Construction and logistics represent a combined market worth trillions of dollars globally, yet they remain among the least digitized sectors in the economy. A typical construction site runs on printed blueprints, whiteboard schedules, radio communication, and paper punch lists. Logistics warehouses operate on a patchwork of legacy warehouse management systems, manual data entry, and tribal knowledge passed between shift supervisors. InstaLILY's bet is that AI agents can bridge the gap between the physical world and digital operations without requiring a complete infrastructure overhaul. Instead of asking construction firms to rip out their existing systems, InstaLILY deploys AI agents that plug into current workflows. The agents ingest real-time data from drones, IoT sensors, GPS trackers, and project management tools, then surface actionable decisions to human teams. Lily, the newly launched forward deployed engineer, is the first product designed specifically for this environment. It tracks material deliveries, predicts schedule delays based on weather and supplier data, and automatically reallocates crew assignments when timelines shift. In logistics, similar agents monitor warehouse throughput, optimize docking schedules, and flag inventory discrepancies before they become costly errors.

How Lily Works Alongside Human Teams

Lily is not designed to replace human workers. It is designed to amplify them. On a construction site, Lily processes data from multiple sources simultaneously, something no human can do at scale. It cross-references delivery truck ETA against crane availability, concrete curing time, and weather forecasts to recommend optimal pour schedules.

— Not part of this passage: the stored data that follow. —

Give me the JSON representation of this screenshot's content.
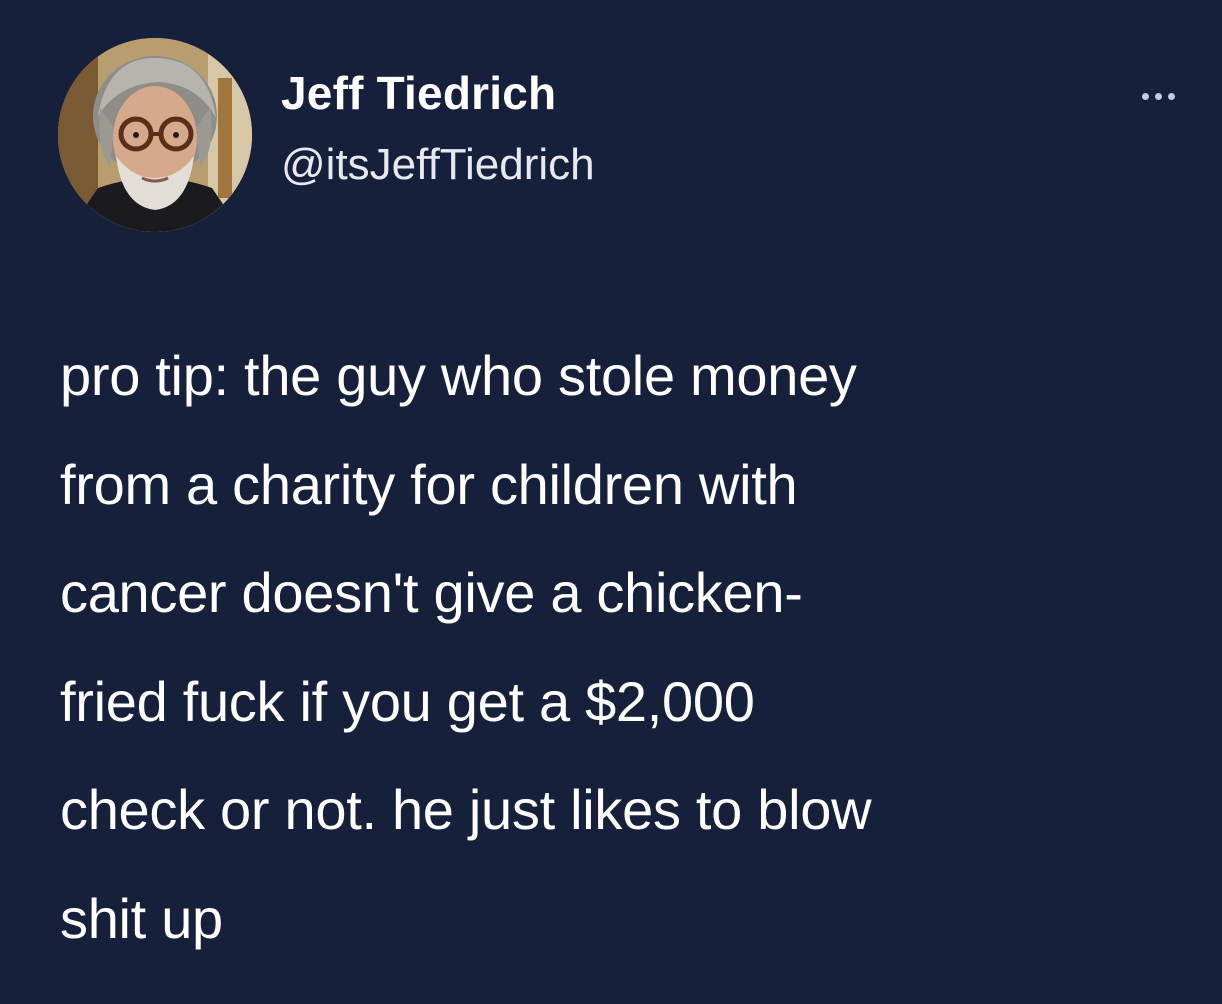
{
  "author": {
    "name": "Jeff Tiedrich",
    "handle": "@itsJeffTiedrich"
  },
  "tweet": {
    "lines": [
      "pro tip: the guy who stole money",
      "from a charity for children with",
      "cancer doesn't give a chicken-",
      "fried fuck if you get a $2,000",
      "check or not. he just likes to blow",
      "shit up"
    ]
  },
  "icons": {
    "more": "more-options-icon",
    "avatar": "profile-photo"
  },
  "colors": {
    "background": "#16203b",
    "text": "#ffffff"
  }
}
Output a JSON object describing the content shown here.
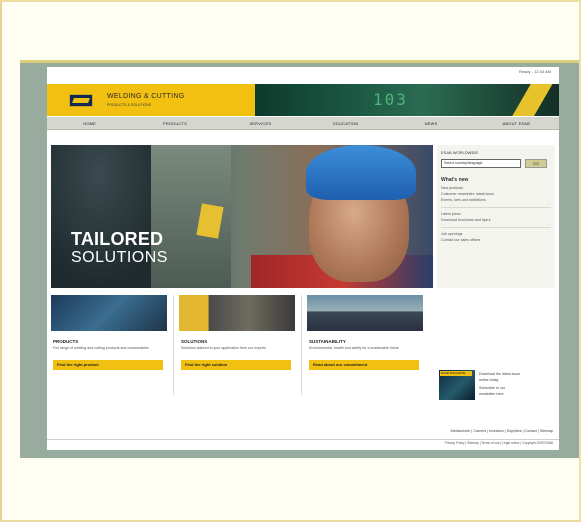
{
  "page": {
    "util_link": "Ready - 12:34 AM"
  },
  "brand": {
    "name": "WELDING & CUTTING",
    "tagline": "PRODUCTS & SOLUTIONS",
    "readout": "103"
  },
  "nav": [
    "HOME",
    "PRODUCTS",
    "SERVICES",
    "EDUCATION",
    "NEWS",
    "ABOUT ESAB"
  ],
  "hero": {
    "title": "TAILORED",
    "subtitle": "SOLUTIONS"
  },
  "sidebar": {
    "country_label": "ESAB WORLDWIDE",
    "country_select": "Select country/language",
    "go": "GO",
    "heading": "What's new",
    "lines": [
      "New products",
      "Customer newsletter: latest issue",
      "Events, fairs and exhibitions",
      "Latest press",
      "Download brochures and flyers",
      "Job openings",
      "Contact our sales offices"
    ]
  },
  "tiles": [
    {
      "heading": "PRODUCTS",
      "text": "Full range of welding and cutting products and consumables",
      "button": "Find the right product"
    },
    {
      "heading": "SOLUTIONS",
      "text": "Solutions tailored to your application from our experts",
      "button": "Find the right solution"
    },
    {
      "heading": "SUSTAINABILITY",
      "text": "Environmental, health and safety for a sustainable future",
      "button": "Read about our commitment"
    }
  ],
  "promo": {
    "tag": "ESAB MAGAZINE",
    "lines": [
      "Download the latest issue",
      "online today",
      "Subscribe to our",
      "newsletter here"
    ]
  },
  "links": "Mediacenter | Careers | Investors | Suppliers | Contact | Sitemap",
  "footer": "Privacy Policy | Sitemap | Terms of use | Legal notice | Copyright 2009 ESAB",
  "colors": {
    "accent": "#f2c010",
    "nav_bg": "#d6d6d0",
    "frame": "#fffef3",
    "site_bg": "#98ab9f"
  }
}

It flags when materials on site do not match the order manifest and automatically triggers a reorder before the shortage causes a work stoppage. For logistics operators, Lily monitors real-time throughput across warehouse zones. When a bottleneck emerges, it suggests rerouting staff or adjusting shift schedules. It learns from historical patterns to predict peak demand periods and pre-positions inventory accordingly. The key insight is that physical industries do not need more dashboards. They need agents that act on data and communicate decisions to people in the field. Lily sends push notifications, text summaries, and voice briefings rather than requiring workers to check a screen. This design choice matters because construction foremen and warehouse supervisors rarely sit at a desk. They are on the move, and the AI must meet them where they work.

What This Means for Founders Building AI for Traditional Industries

InstaLILY's $60 million Series B is more than a company milestone. It is a validation event for an entire category of AI startups targeting industries that software companies have historically ignored. The thesis is simple: the biggest enterprise AI opportunities are not in optimizing SaaS workflows that are already digitized. They are in physical operations where most processes still run on paper, phone calls, and gut instinct. The total addressable market for AI in construction alone is estimated at over $20 billion annually, according to industry research. Logistics adds tens of billions more. These industries are massive, fragmented, and starved for technology that actually works in their environment. The barrier to entry is not technical sophistication. It is willingness to build products that integrate with how these industries actually operate, not how Silicon Valley thinks they should operate. Founders who can solve this integration problem will find themselves in a market with far less competition than crowded verticals like AI customer support or AI code generation. Early evidence suggests the demand is real. A McKinsey survey from early 2026 found that 43 percent of construction executives plan to increase AI investment in the next 12 months, up from 18 percent in 2024. Logistics firms report similar acceleration, driven by labor shortages and margin pressure. InstaLILY is capturing this demand with a platform that lets enterprises deploy AI agents in days rather than months, a speed advantage that matters in an industry where implementation time is the most common objection to new technology.

The Bigger Picture: AI Agents Are Moving Into the Physical World

InstaLILY's raise fits a larger pattern that is reshaping enterprise AI investment. Over the past six months, venture capital has increasingly flowed toward startups that deploy AI in physical environments, not just digital ones. Companies building AI for manufacturing, supply chain, energy, and construction have collectively raised over $4 billion since January 2026. This shift reflects a growing recognition that the low-hanging fruit of AI, automating customer service, generating marketing copy, and summarizing documents, is already being harvested. The next wave of value creation will come from industries where AI can change how physical work gets done. For founders, the lesson is clear. The enterprises with the biggest budgets and the most painful operational problems are not in SaaS. They are in construction, logistics, manufacturing, and energy. These industries are ready for AI, but they need products designed for their workflows, not adapted from tools built for knowledge workers. InstaLILY's $60 million bet on Lily and its deployment platform suggests that the startups who figure out how to serve physical industries will be among the most valuable companies of the next decade.